Armenia Entangled developed a new research framework that conceives of Armenia and the neighboring regions of the South Caucasus, Anatolia, and Northern Mesopotamia as a polycentric space of intense cultural interconnections between the 9th and 14th centuries. CERES was the partner institution of this ERC project, with Prof. Dr. Alexandra Cuffel as the PI oft he CERES component. She examined medieval epics and narrative traditions with a particular focus on women as cultural mediators between religious and ethnic groups. She has also contributed on revealing early medieval Jewish sources‘ geographical knowledge and conceptions about Armenia. Dr. Barbara Roggema researched previously under-explored Arabic and Syrian sources on the relationships between Armenian, Syriac, and Muslim communities. Together with Zaroui Pogossian, she analyzed, among other things, a Jewish-Christian-Muslim debated attributed to Abraham of Tiberias—preserved in Arabic and later translated into Armenian—as well as Armenian sources on the Prophet Muhammad. Both scholars also made a significant contribution to the development of the project’s theoretical framework.
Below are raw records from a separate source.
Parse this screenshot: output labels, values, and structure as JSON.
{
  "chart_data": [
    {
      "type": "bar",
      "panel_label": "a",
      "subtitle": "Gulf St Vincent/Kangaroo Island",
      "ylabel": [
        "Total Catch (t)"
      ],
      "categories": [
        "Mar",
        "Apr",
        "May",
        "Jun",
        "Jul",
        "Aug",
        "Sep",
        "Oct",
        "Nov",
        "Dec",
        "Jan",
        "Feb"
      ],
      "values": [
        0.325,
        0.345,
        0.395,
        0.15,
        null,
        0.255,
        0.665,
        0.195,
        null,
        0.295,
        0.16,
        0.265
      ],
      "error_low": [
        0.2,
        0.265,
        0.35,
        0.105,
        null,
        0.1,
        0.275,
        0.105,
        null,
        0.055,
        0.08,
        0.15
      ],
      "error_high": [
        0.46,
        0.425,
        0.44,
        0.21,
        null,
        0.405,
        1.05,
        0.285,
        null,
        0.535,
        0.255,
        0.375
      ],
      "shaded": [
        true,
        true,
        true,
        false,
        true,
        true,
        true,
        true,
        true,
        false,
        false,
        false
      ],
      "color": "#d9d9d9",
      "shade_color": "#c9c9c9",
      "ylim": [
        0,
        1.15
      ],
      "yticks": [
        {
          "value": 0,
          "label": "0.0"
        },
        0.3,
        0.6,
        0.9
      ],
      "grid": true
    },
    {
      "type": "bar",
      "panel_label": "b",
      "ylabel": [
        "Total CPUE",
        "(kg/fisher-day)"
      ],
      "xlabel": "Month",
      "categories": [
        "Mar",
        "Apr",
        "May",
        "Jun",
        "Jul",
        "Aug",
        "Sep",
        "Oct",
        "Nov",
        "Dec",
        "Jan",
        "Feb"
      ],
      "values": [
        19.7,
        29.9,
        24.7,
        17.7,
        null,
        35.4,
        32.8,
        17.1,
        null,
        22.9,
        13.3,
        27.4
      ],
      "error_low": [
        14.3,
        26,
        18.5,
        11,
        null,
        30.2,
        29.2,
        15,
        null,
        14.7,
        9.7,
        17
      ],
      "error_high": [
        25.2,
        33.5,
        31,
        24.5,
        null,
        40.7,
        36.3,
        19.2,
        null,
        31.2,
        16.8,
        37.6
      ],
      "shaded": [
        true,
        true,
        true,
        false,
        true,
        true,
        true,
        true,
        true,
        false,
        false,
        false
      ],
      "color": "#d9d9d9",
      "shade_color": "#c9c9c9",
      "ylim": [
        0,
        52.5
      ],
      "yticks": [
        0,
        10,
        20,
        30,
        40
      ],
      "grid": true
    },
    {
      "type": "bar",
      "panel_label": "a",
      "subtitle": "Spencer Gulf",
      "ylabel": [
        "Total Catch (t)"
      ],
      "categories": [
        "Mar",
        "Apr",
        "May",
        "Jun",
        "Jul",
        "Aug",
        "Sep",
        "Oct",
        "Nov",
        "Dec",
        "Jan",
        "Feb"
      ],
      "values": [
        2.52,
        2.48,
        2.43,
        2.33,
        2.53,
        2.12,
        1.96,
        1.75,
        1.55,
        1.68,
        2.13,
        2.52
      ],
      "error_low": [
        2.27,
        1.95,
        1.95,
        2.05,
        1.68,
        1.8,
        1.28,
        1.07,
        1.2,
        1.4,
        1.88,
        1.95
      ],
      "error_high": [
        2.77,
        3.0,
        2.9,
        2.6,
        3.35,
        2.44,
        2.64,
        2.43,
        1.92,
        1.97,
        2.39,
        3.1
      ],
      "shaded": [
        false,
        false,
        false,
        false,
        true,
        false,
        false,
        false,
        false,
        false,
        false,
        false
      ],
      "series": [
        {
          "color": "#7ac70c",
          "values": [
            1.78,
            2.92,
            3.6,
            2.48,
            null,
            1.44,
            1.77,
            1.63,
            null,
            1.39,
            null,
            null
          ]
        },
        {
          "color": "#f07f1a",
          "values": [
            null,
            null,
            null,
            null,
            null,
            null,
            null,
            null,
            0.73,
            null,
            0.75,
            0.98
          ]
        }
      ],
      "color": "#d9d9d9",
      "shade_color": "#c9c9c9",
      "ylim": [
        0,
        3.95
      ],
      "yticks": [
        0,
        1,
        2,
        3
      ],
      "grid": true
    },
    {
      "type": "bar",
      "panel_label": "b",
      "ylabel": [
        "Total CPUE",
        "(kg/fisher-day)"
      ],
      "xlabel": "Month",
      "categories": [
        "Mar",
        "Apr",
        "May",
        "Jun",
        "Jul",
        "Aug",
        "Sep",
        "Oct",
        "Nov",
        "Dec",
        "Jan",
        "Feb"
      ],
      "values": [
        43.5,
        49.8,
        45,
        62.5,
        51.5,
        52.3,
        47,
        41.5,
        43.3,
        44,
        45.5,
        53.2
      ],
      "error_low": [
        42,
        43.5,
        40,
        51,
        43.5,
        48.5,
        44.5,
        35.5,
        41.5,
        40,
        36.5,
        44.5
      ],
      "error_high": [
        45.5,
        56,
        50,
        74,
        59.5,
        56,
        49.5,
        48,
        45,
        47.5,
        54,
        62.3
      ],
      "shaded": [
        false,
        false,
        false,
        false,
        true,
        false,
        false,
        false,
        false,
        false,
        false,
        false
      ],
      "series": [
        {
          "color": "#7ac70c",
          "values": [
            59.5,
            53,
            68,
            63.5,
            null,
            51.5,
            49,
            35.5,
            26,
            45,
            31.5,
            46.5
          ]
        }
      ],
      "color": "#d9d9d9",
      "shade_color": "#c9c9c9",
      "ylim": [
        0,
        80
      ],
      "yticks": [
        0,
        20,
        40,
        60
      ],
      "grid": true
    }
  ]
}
The anthology „Medieval Yeghegis, Armenia“, edited by Zaroui Pogossian and Michele Nucciotti, presents the results of many years of interdisciplinary research on the medieval settlement of Yeghegis. The volume builds upon and further develops research that began in the ERC project JewsEast with the investigation of the medieval Jewish cemetery at Yeghegis. Contributions from archaeology, history, and cultural studies trace Yeghegis as a regional center that was closely integrated into the trade, mobility, and communication networks of medieval Eurasia. The contributions illustrate how local developments and large-scale political and cultural processes influenced one another, and how even smaller settlements became hubs of cultural encounters.

The two new publications also reflect Zaroui Pogossian’s longstanding connection to CERES. From 2015 to 2020, she served as a research associate on the ERC project JewsEast, which, among other things, served as the starting point for her research on the medieval Jewish cemetery in Yeghegis. In addition, she was previously a fellow at CERES’s Käte Hamburger Kolleg Dynamics of Religious History between Asia and Europe. With Armenia Entangled, she continued her collaboration with CERES and worked closely with the Bochum-based religious studies scholars Prof. Dr. Alexandra Cuffel and Dr. Barbara Roggema. The two publications thus also represent a scholarly collaboration that has developed over the course of several research projects.